А некоторые театры, в которых «Камелот» ставился и до этого, смогли воспользоваться огромным преимуществом. Таковым был, например, оперный театр в Чикаго, в котором как раз в это время шел мюзикл «Камелот». Кинокомпания «Уорнер Бразерс» экранизировала этот мюзикл. Он также был поставлен на Бродвее в Нью-Йорке (музыка Фредерика Лоу, в главных ролях были заняты Луис Хейуорд, Ричард Бартон и Джули Эндрюс), а затем совершил тур по всей стране.

О представлении, которое шло как раз после появления в печати интервью Жаклин Кеннеди, рассказывалось: «Луис Хейуорд играл короля Артура. Когда он появился на сцене, в зале раздался внезапный плач. Это не было подавляемое всхлипывание, это был громкий, чуть ли не спонтанный крик, вызванный болью. Спектакль был остановлен и почти пять минут все в театре — на сцене, за кулисами, в оркестре, в зале — плакали, не сдерживая слез. Затем спектакль возобновился»{673}.

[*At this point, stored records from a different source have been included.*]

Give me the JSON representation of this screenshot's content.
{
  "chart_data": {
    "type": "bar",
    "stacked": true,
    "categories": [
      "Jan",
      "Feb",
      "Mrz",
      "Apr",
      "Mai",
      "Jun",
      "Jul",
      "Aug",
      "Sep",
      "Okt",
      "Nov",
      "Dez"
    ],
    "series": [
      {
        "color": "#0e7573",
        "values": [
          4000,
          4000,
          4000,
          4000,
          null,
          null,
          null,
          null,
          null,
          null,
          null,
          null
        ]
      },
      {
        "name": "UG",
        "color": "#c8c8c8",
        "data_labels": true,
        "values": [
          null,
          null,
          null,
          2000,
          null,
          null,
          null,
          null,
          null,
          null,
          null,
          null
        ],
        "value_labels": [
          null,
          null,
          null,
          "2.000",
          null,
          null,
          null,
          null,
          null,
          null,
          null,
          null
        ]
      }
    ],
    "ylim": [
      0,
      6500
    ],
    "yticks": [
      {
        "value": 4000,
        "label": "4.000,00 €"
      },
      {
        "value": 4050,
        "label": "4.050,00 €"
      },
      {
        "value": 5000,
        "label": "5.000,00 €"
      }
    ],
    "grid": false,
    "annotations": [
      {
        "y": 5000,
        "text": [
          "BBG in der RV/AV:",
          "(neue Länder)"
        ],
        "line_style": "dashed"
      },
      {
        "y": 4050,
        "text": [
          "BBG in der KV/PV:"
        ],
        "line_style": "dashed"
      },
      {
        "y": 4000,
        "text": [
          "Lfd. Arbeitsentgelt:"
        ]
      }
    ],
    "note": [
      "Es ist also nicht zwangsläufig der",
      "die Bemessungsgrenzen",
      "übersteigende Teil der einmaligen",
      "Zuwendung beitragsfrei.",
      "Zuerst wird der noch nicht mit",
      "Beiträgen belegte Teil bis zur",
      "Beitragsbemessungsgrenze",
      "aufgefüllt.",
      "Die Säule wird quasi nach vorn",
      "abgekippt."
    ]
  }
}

Нам, однако, пора возвратиться к первой леди и ее высокопоставленному мужу. Следует еще раз отметить, что брак с сенатором, а затем президентом, учитывая все его личные, мягко скажем, особенности, был для гордой и считавшей себя самодостаточной женщины унизительным, несмотря на высокое общественное положение. Об этом свидетельствует многое.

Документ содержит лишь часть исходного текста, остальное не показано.